Staumauer Grande Dixence
Schwerer als die Cheops-Pyramide: Die mächtige Staumauer Grande Dixence. Sie ist das höchste Bauwerk der Schweiz. Keystone / Alessandro Della Bella

Die Wasserkraft ist das historische Rückgrat der schweizerischen Stromversorgung. Heute, für die Energiewende, gälte das erst recht. Aber sie hat sich in den letzten ­Jahrzehnten ein Imageproblem eingehandelt, das sie erst wieder loswerden muss.

Schwankt der schmale Boden unter den Füssen im scharfen Wind oder sind es die Berge rundherum, die nicht stillstehen? Man ist sich auf dem Gang über die windexponierte Hängebrücke, die sich in schwindelerregenden 100 Metern Höhe über das grüne Triftwasser im Berner Oberland spannt, nie ganz sicher, was in Bewegung ist und was nicht.

Die Triftbrücke befindet sich oberhalb von Innertkirchen (BE) in einem Seitental auf 1700 Metern über Meer in einer der stillsten Berglandschaften der Schweiz. Wenn man sich getraut, mitten auf der 170 Meter langen Hängebrücke stehenzubleiben, blickt man in einen wilden, wassertriefenden Gebirgskessel, in dem weit oben die Reste des einst mächtigen Triftgletschers hängen.

Es ist ein Ort, an dem man sich viele Fragen stellen kann – weil sich hier die Konfliktdramaturgie der Wasserkraftnutzung wie in ­einem natürlichen Amphitheater präsentiert.
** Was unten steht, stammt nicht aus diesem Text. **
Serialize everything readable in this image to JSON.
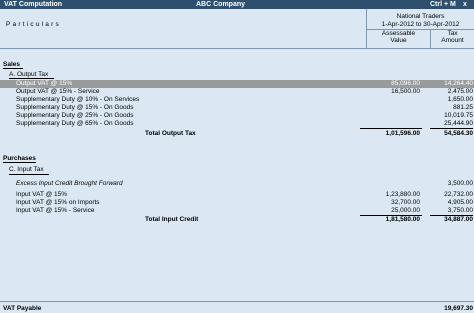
{
  "titlebar": {
    "left": "VAT Computation",
    "center": "ABC Company",
    "right": "Ctrl + M",
    "close": "x"
  },
  "header": {
    "particulars": "Particulars",
    "company": "National Traders",
    "period": "1-Apr-2012 to 30-Apr-2012",
    "col_assessable_1": "Assessable",
    "col_assessable_2": "Value",
    "col_tax_1": "Tax",
    "col_tax_2": "Amount"
  },
  "sales": {
    "title": "Sales",
    "subtitle": "A. Output Tax",
    "rows": [
      {
        "label": "Output VAT @ 15%",
        "value": "85,096.00",
        "tax": "14,264.40"
      },
      {
        "label": "Output VAT @ 15% - Service",
        "value": "16,500.00",
        "tax": "2,475.00"
      },
      {
        "label": "Supplementary Duty @ 10% - On Services",
        "value": "",
        "tax": "1,650.00"
      },
      {
        "label": "Supplementary Duty @ 15% - On Goods",
        "value": "",
        "tax": "881.25"
      },
      {
        "label": "Supplementary Duty @ 25% - On Goods",
        "value": "",
        "tax": "10,019.75"
      },
      {
        "label": "Supplementary Duty @ 65% - On Goods",
        "value": "",
        "tax": "25,444.90"
      }
    ],
    "total_label": "Total Output Tax",
    "total_value": "1,01,596.00",
    "total_tax": "54,584.30"
  },
  "purchases": {
    "title": "Purchases",
    "subtitle": "C. Input Tax",
    "rows": [
      {
        "label": "Excess Input Credit Brought Forward",
        "value": "",
        "tax": "3,500.00",
        "italic": true
      },
      {
        "label": "Input VAT @ 15%",
        "value": "1,23,880.00",
        "tax": "22,732.00"
      },
      {
        "label": "Input VAT @ 15% on Imports",
        "value": "32,700.00",
        "tax": "4,905.00"
      },
      {
        "label": "Input VAT @ 15% - Service",
        "value": "25,000.00",
        "tax": "3,750.00"
      }
    ],
    "total_label": "Total Input Credit",
    "total_value": "1,81,580.00",
    "total_tax": "34,887.00"
  },
  "vat_payable": {
    "label": "VAT Payable",
    "tax": "19,697.30"
  },
  "colors": {
    "background": "#dbe8f4",
    "titlebar": "#2f4f6f",
    "selected_row": "#999a9b"
  }
}
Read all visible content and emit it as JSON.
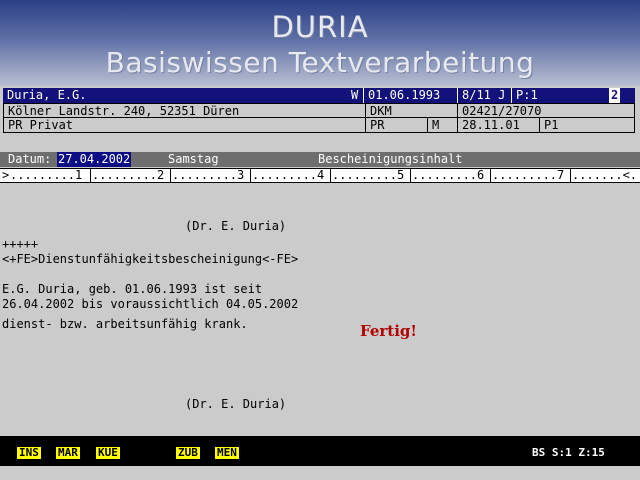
{
  "banner": {
    "title": "DURIA",
    "subtitle": "Basiswissen Textverarbeitung"
  },
  "header": {
    "row1": {
      "name": "Duria, E.G.",
      "flag": "W",
      "birthdate": "01.06.1993",
      "quarter": "8/11 J",
      "page": "P:1",
      "number": "2"
    },
    "row2": {
      "address": "Kölner Landstr. 240, 52351 Düren",
      "insurance": "DKM",
      "phone": "02421/27070"
    },
    "row3": {
      "type": "PR Privat",
      "code": "PR",
      "sex": "M",
      "date": "28.11.01",
      "p": "P1"
    }
  },
  "datum": {
    "label": "Datum:",
    "value": "27.04.2002",
    "weekday": "Samstag",
    "section": "Bescheinigungsinhalt"
  },
  "ruler": {
    "start": ">",
    "segments": [
      ".........1",
      ".........2",
      ".........3",
      ".........4",
      ".........5",
      ".........6",
      ".........7",
      ".......<."
    ]
  },
  "document": {
    "sender_top": "(Dr. E. Duria)",
    "marker": "+++++",
    "heading": "<+FE>Dienstunfähigkeitsbescheinigung<-FE>",
    "line1": " E.G. Duria, geb. 01.06.1993 ist seit",
    "line2": "26.04.2002 bis voraussichtlich 04.05.2002",
    "line3": "dienst- bzw. arbeitsunfähig krank.",
    "sender_bottom": "(Dr. E. Duria)",
    "stamp": "Fertig!"
  },
  "statusbar": {
    "keys": [
      "INS",
      "MAR",
      "KUE",
      "ZUB",
      "MEN"
    ],
    "right": "BS S:1 Z:15"
  }
}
Plötzlich ein neues Becken

Die Klimaerwärmung hat den Triftgletscher, der den Kessel einst ausfüllte, rasant zurückschmelzen lassen. Die entstandene Schlucht gefährdete den Zustieg zur Trifthütte des Schweizer Alpen-Clubs, weshalb man 2005 mit der Hängebrücke Abhilfe schuf. Aber: Der Gletscherrückzug hat auch eine unberührte Gebirgslandschaft freigelegt, die Seltenheitswert hat.

Gleichzeitig weckt das zuvor nicht dagewesene Gletscherseebecken Begehrlichkeiten. Die Kraftwerke Oberhasli (KWO), das lokale Wasserkraftunternehmen, möchten die neuen natürlichen Voraussetzungen nutzen und mit einer 177 Meter hohen Staumauer einen Speichersee schaffen, der Elektrizität für rund 30 000 Haushalte liefert.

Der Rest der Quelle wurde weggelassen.